If purchased, capital does not last forever and so its rate of depreciation must be taken into account. Similarly, when capital is purchased, a firm will have to use money to make the purchase, in which case there is an interest rate cost since borrowing money comes with an interest charge, and using retained profits comes with a loss of interest that could have been earned via an alternative investment to buying capital.

In the analysis below, I will illustrate how firms decide on their desired capital stock and then proceed to explain how to calculate the user cost of capital. I’ll explain the components of user cost, and I will present a simple formula that is often used to represent the user cost of capital.

The User Cost of Capital Graph

User Cost of Capital Graph

In the graph above, the expected future marginal product of capital (MPKf) and the user cost of that capital is presented, on the vertical axis, in terms of a dollar cost per year. I’ll assume that the representative firm here is a widget factory.

Example: What is the firm’s desired capital stock?

At point A on the graph, with a cost of $15m per year, the widget factory expects that the future marginal product of capital is equal to its user cost. On the horizontal axis it sees that this corresponds to a capital stock of 30 widget making machines. This is an equilibrium point which maximizes profits, and therefore the firm will have a desired capital stock of 30 machines.

If instead, if the firm was at point B on the graph, the firm expects that its MPKf is $20m per year while its user cost is only $15m. With MPKf higher than user cost, the firm could make extra profits by renting/buying more machines. At point C the opposite is true, the MPKf is below cost, and the firm should reduce its capital stock.
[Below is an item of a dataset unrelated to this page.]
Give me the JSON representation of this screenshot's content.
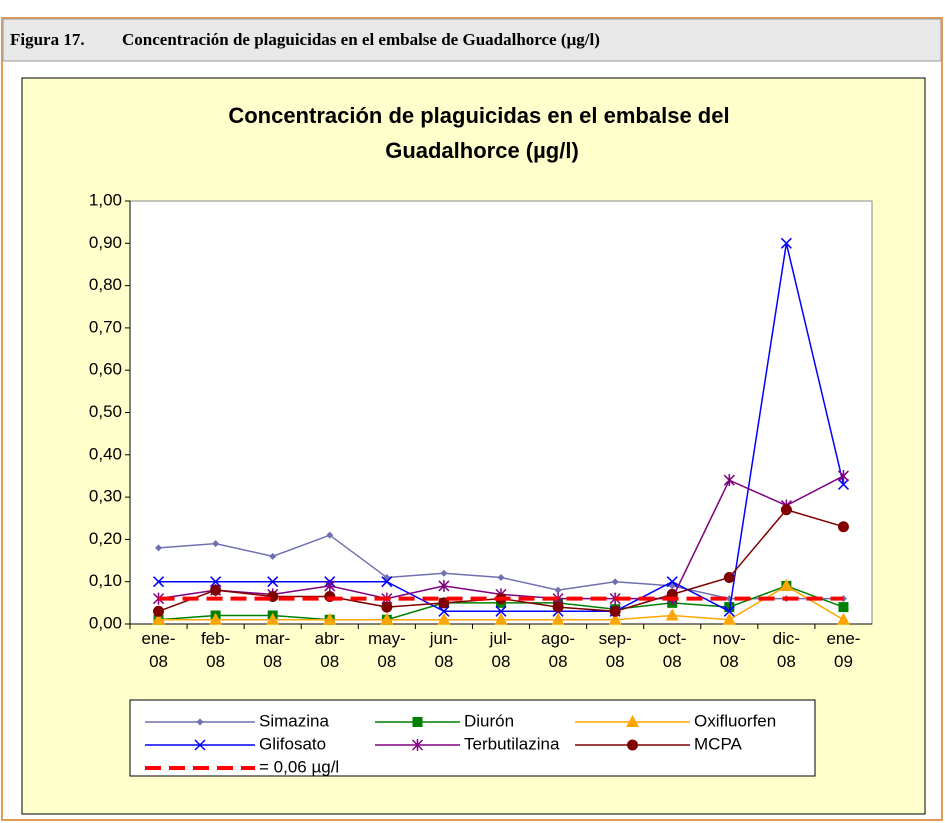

While the MPKf is downward sloping due to the law of diminishing returns, the UC line is flat because we assume that the firm is operating in a competitive market, meaning that it is a price taker. The firm cannot influence the selling price or rental rate of widget making machines, it simply takes the price as constant at $15m per machine in the example above.

How do you calculate user cost of capital?

The graph above gives a simple illustration of how to calculate the user cost of capital, but it is more typical to set out the components of user costs and to present them as an equation of some sort. In the rest of the article, I assume that capital is bought rather than rented, as is usually the case in economics.

What are the components of user costs?

The two components of user cost of capital are, as mentioned above, the depreciation rate of capital and the relevant real interest rate i.e., the rate paid on borrowed money (or the rate foregone on using retained profits) over and above the inflation rate.

The user cost of capital formula

The user cost of capital is equal to interest plus economic depreciation and, since MPKf is equal to UC in equilibrium, this can be formulated as:

MPKf = UC = rPk + dPk = (r+d)Pk

In other words, if either the interest rate, the price of capital, or the rate of depreciation on capital falls, then the user cost of capital will fall and, ceteris paribus, firms will increase their desired capital stock.

Desired capital stock may also increase if the level of technology improves, meaning that the firm’s MPKf would rise higher in the graph above.

The tax-adjusted user cost of capital

Finally, when taxes are charged on the firm’s profits, its MPK is effectively reduced. This means that the MPKf must be adjusted for that tax rate proportionately. This is done by dividing the equation above by 1 minus the tax rate(t):

MPKf/(1-t) = UC/(1-t) = (r+d)Pk/(1-t)

Conclusion: User Cost & Desired Capital Stock

The user cost of capital reflects the total economic cost incurred by a firm when utilizing its capital assets in the production process. Comprising depreciation and interest as the main components, this metric aids in rational decision-making regarding the allocation and utilization of capital resources.

Firms assess the user cost in comparison to expected returns i.e., MPKf, to determine the profitability of utilizing capital goods. If the expected returns surpass the user cost, it becomes economically viable to employ extra capital stock in production.

In parallel, the concept of desired capital stock is crucial for firms seeking to optimize their production efficiency. Desired capital stock represents the ideal quantity of capital goods a firm aims to maintain for optimal productivity and profitability and, over time, firms strive to align their actual capital stock with the desired level.